Joud Awad

Posted on May 26

17/30 Days System Design Questions!

#distributedsystems #systemdesign #architecture #software

Your Kafka consumer is processing 800 events/sec.

The producer just hit 5,000 events/sec and it’s not slowing down.

Lag chart: 12 minutes behind and climbing. Consumer memory: 89% and rising. The on-call alert just fired. You have ~4 minutes before the JVM starts GC-thrashing and the pod gets OOM-killed.

Here’s the setup:

Producer → Kafka topic (5K events/sec, growing)

Consumer → spring-kafka @KafkaListener, batch=500, processes ~800 events/sec

Downstream → Postgres write + external HTTP call (the real bottleneck)

SLA → events must be processed, not silently dropped

The consumer can’t keep up. The producer doesn’t know it. What do you do?

A) Drop events on the floor — fail fast, return early, let the lag burn down. The system stays alive.

B) Block the producer — make the consumer signal “slow down,” apply backpressure upstream until it catches up.

C) Buffer harder — bigger in-memory queue, larger batch size, scale the consumer to absorb the spike.

D) Rate-limit + load-shed — cap consumption rate, route the overflow to a DLQ or secondary topic for later replay.

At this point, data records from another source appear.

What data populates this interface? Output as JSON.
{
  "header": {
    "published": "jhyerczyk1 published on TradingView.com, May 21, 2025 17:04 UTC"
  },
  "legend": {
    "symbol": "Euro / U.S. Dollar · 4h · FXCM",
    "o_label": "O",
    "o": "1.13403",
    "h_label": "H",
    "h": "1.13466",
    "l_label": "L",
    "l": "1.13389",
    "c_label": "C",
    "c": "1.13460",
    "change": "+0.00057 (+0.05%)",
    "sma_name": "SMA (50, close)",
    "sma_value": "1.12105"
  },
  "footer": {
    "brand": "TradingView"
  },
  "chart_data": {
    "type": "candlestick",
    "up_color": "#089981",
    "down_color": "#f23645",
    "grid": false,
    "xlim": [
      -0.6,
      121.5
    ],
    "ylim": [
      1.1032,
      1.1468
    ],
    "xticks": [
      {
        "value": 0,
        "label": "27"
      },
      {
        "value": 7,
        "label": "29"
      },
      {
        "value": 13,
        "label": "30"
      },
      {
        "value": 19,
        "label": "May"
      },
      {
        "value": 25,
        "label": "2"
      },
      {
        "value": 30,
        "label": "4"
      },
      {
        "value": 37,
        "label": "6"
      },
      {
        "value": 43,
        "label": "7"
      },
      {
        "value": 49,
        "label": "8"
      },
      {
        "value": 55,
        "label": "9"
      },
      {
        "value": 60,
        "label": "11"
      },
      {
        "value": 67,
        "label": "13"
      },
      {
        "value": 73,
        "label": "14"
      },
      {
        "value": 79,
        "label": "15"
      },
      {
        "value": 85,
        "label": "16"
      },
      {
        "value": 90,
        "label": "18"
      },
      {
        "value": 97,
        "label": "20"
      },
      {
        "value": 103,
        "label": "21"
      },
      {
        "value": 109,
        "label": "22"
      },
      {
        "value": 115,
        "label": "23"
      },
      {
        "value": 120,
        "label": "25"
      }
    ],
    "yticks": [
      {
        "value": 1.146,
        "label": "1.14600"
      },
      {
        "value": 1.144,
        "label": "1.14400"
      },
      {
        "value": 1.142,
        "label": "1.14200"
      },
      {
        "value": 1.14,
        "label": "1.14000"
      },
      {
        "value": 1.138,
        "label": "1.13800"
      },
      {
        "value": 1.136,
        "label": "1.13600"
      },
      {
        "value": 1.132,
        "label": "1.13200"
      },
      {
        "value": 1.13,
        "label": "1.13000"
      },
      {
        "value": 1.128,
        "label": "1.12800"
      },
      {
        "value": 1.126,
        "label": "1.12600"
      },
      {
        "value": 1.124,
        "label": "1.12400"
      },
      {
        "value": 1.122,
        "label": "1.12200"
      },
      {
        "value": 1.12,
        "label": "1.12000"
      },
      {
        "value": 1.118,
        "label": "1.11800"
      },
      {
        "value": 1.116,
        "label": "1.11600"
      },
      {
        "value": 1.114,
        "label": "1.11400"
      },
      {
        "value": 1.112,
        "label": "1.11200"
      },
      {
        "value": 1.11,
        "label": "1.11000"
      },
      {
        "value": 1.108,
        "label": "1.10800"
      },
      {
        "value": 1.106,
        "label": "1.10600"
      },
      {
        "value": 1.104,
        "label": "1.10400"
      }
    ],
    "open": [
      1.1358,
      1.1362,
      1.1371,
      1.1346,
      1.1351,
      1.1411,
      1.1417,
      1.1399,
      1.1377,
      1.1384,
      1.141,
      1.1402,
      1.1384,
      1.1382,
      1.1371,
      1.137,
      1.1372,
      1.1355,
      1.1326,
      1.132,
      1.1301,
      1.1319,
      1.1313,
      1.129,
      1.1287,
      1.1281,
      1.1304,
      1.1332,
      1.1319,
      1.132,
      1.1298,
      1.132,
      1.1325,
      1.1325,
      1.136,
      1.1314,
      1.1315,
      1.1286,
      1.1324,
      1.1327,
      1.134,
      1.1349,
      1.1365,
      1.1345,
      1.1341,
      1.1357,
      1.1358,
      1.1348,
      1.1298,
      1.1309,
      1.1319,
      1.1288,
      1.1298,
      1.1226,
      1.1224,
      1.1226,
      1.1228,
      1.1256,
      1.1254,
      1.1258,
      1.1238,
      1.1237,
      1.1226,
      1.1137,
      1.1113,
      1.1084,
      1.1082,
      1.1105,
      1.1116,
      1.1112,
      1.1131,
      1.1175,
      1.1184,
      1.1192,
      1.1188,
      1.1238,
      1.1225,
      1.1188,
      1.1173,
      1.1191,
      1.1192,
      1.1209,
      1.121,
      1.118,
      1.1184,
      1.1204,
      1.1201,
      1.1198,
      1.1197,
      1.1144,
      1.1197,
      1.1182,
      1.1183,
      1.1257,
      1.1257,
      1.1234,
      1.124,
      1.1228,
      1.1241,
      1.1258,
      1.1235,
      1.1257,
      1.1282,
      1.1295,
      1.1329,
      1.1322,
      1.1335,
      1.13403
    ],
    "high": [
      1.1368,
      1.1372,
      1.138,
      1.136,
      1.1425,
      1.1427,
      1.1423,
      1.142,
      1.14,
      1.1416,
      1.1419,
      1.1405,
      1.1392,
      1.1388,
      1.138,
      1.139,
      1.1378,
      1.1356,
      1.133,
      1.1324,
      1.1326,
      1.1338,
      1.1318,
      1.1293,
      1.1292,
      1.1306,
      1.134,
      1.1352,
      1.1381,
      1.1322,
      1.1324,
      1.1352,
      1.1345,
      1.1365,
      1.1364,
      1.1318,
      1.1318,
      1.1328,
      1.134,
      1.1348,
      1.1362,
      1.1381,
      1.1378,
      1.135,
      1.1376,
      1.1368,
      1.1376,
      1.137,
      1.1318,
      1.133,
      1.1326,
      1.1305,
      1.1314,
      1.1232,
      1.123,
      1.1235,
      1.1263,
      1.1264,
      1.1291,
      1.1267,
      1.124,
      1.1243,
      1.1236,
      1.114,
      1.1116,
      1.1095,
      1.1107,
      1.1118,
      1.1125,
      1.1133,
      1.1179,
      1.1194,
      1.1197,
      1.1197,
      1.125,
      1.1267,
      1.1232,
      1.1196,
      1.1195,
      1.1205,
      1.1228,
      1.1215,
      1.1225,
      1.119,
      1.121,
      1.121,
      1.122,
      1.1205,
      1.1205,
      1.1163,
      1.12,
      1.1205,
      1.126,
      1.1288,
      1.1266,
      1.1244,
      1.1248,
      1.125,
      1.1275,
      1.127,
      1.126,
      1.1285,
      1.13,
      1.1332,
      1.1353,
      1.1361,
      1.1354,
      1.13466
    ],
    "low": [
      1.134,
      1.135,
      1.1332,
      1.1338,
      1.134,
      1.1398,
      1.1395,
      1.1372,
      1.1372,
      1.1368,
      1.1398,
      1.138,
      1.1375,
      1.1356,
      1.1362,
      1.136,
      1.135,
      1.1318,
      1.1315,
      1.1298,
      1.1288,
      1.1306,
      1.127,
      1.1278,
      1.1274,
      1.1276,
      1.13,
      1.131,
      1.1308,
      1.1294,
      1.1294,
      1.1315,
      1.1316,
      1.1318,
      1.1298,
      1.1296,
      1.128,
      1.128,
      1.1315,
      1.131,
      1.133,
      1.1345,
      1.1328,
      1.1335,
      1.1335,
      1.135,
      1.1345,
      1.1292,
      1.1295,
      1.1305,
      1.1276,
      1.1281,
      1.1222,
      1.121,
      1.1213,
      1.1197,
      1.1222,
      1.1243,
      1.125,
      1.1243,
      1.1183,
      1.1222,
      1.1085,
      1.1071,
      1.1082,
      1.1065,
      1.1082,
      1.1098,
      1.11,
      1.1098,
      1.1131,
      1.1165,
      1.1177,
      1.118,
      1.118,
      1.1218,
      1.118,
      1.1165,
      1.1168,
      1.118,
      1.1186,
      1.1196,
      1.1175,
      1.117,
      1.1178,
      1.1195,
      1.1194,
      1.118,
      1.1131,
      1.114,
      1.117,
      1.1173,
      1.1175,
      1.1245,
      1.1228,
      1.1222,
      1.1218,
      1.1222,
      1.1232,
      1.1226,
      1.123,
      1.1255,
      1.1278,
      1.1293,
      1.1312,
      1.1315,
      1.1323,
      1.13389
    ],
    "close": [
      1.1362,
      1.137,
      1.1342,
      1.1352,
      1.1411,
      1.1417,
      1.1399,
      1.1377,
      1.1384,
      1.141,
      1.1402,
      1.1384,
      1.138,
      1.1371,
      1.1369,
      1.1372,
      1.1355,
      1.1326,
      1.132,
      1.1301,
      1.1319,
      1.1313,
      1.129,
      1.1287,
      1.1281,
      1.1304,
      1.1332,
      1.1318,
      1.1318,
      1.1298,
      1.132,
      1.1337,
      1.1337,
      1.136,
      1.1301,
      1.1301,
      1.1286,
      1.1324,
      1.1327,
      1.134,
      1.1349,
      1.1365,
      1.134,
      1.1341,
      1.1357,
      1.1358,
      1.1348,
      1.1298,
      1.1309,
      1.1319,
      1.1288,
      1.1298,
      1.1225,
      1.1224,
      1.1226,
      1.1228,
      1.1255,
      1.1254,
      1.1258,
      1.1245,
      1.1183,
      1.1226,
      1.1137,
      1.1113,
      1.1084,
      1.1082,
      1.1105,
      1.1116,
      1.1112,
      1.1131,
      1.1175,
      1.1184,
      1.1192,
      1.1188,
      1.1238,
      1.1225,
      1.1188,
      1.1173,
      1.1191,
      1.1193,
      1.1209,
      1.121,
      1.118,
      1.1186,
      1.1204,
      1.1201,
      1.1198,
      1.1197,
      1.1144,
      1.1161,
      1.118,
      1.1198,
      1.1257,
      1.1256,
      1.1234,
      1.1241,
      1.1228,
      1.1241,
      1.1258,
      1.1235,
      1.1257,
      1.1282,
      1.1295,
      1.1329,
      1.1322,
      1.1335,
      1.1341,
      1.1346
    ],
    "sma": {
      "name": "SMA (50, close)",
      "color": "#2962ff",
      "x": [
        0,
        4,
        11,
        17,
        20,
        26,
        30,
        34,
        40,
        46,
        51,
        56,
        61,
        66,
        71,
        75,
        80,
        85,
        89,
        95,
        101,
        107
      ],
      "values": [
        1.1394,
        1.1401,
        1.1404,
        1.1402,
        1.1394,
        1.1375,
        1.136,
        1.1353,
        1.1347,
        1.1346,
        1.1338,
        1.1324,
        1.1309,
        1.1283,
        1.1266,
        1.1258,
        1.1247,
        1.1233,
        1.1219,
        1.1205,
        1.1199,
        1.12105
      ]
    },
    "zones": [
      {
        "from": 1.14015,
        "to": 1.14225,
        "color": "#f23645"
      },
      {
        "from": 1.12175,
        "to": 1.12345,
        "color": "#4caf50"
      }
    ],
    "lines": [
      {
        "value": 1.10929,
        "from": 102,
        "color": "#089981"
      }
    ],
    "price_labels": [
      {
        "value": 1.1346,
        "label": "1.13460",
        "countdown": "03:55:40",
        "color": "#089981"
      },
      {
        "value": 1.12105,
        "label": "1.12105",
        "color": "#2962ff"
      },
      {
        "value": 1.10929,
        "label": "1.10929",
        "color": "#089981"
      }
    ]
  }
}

Three of these are real production patterns. Only one of them actually fits this stack and this SLA.

Pick one — A, B, C, or D — and tell me why. Full breakdown in the comments (including why two of the wrong answers will fool engineers who’ve shipped Kafka before).

If your team argues about backpressure in standups, share this with them. The right answer is platform-specific, and most posts get it wrong.

Drop your answer 👇

30DaysOfSystemDesign #Day17 #SystemDesign #DistributedSystems

Top comments (4)

Joud Awad • May 26

Answer: D — Rate-limit + load-shed ✅

Why D wins:

The SLA says events must be processed — not dropped, not blocked. That kills A and B immediately. Cap the consumer’s intake at ~1K/sec with headroom, route overflow to a durable secondary topic (events.overflow) with its own consumer group that drains during off-peak. Producer keeps producing. Primary consumer keeps a steady heartbeat. Overflow gets processed later. That’s graceful degradation. Stripe and Shopify publish architecture posts on this exact pattern.

Joud Awad • May 26

Why B is the trap answer:

This is what fools senior engineers. Backpressure-as-blocking works in Reactor, RxJava, Akka — because the protocol carries the signal. Kafka is pull-based and decoupled. The producer doesn’t know your consumer exists. There’s no socket-level backpressure signal flowing upstream. Engineers from gRPC streaming or RxJava reach for B because it worked there. In a brokered, decoupled, log-based system — it doesn’t apply.

Joud Awad • May 26

Why C is wrong:

Buffering is a delay tactic. A bigger buffer absorbs a 30-second spike — not a sustained 5K/sec input on an 800/sec consumer. The math: you’re 4,200 events behind per second. A 1M-event buffer buys ~4 minutes. Then you’re back where you started, but now with a memory exhaustion problem. And the real bottleneck is the external HTTP call — scaling consumers 5x doesn’t help if downstream rate-limits you at request #51.

Joud Awad • May 26

Why A is wrong:

Drops events. SLA says “must be processed, not silently dropped.” Done.